While immediate measures must of course be taken to help avert a further deepening of the financial and economic crisis, we cannot settle for merely remedial measures. We must also work to find a principled worldview that can function as a "lever" to change the direction of history itself. For better or for worse, the processes of globalization have reached the point where this kind of fundamental response is required.

Full article at http://www.sgi.org/peace2009sum.html
 
If, for example, a company loses sight of its public aspect of contributing to the larger society, and serves only the private interests of its stockholders--their insistence on short-term profit--it will relegate to secondary or even tertiary importance its concrete connections with the real world of real people--whether these be management, employees, customers or consumers.

I'm sorry, but how many companies out there have "contributing to society" as a major driving force behind what they do?

99.99999% of companies out there are just trying to make as much money as possible; that's the nature of capitalism.

I get what the guy (who wrote the article) is trying to say, and he isn't really wrong.. but he isn't really right either.

We're having problems because people are greedy. This greedy-ness has created strange levels of abstraction as a consequence. The abstraction isn't the cause here - it's a product of greedyness.

America is sort of founded on this principle though, so I don't see it going away anytime soon. Paradigm shift talk all you want, everyone wants to get back to the status quo, instead of re-inventing society.
 
The route of our problem is greed, compounded by risky capital ventures and over lending to people who can't afford it. I wish they'd stop trying to read too much into this. At least the educated economist admit that the economy is predictably unpredictable, and no one knows if anything is going to work. Still I've always said you don't go into business if you are that clever, you go to Harvard and tell everyone else they are idiots. :)

Last night though I watched some two bit professor of Economics try and blame it on the Newspapers to some serious extent because they warned people a year ago. He was trying to make out it was a self fulfilling prophecy and it seriously dented consumer confidence, despite the fact that just about everyone saw it coming, if not a year ago, at least 6 months ago. Lame, who is to blame, finance, simple as.
 
Can someone summarise this into a 300 word abstract please? Fanks!

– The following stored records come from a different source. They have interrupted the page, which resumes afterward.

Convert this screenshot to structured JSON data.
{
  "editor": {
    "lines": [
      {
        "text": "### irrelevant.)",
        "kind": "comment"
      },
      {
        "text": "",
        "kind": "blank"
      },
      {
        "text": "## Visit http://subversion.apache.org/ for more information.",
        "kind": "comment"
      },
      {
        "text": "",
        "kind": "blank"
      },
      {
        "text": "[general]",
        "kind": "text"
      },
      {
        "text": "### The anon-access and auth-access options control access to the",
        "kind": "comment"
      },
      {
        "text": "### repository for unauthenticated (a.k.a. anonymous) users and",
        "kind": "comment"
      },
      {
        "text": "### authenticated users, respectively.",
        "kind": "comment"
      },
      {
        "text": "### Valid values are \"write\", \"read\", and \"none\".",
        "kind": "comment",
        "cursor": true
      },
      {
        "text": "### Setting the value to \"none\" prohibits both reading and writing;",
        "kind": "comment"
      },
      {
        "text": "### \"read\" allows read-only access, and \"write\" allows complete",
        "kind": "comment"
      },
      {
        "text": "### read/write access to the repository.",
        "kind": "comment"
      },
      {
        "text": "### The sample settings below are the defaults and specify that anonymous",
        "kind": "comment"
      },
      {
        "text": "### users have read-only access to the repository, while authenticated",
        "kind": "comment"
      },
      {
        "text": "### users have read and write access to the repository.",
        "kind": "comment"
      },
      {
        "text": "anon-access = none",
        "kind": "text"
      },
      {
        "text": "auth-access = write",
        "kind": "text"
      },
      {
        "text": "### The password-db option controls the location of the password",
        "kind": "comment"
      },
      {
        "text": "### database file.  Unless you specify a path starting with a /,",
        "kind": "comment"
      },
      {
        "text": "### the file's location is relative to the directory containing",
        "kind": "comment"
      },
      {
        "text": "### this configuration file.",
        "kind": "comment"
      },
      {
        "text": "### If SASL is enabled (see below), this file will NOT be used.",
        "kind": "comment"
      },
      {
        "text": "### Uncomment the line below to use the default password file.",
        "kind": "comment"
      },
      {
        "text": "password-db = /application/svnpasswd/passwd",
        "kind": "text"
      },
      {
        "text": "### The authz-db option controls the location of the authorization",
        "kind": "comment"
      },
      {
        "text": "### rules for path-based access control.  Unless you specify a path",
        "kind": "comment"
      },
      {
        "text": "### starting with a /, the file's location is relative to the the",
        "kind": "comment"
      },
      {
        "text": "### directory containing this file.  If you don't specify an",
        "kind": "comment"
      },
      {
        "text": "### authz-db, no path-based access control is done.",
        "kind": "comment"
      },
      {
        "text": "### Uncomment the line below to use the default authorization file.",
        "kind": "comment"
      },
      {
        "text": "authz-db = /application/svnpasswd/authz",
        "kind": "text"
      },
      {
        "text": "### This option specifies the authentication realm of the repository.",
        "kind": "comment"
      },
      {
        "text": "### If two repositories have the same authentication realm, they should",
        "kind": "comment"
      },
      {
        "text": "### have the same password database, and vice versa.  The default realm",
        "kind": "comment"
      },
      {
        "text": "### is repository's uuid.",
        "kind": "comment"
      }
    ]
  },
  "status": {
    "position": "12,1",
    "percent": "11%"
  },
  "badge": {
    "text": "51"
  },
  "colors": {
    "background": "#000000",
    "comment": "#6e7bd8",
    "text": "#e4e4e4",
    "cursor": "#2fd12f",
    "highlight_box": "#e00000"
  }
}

I'm gathering it says "financial derivatives are bad and risky". That is not news. And many financial gurus are big dumb fatheads.

The main cause of the crisis can be traced to the rampant dominance of speculative financial assets, whose scale is said to be four times the cumulative value of actual goods and services. The origin of the crisis is found in the fact that the financial markets, whose true function should be to support and lubricate other economic activities, have thrust themselves to center stage, with market players becoming the "stars" single-mindedly pursuing earnings and profit, often with no thought for the impact on others.


And then it goes on to say 'Money love is bad, love they neighbor', 'Socialism good, Capitalism bad', and finally we should embrace a new catchword "Humanitarian Competition" rather than capitalism. And finally it advertises the author and their happy humanitarian research institute, that the author founded. But remember, capitalism bad.
 
It does have a couple of interesting world peacenik ideas on abolishing nukes, tragedy of the commons, etc... but if you been to school, you already knows them.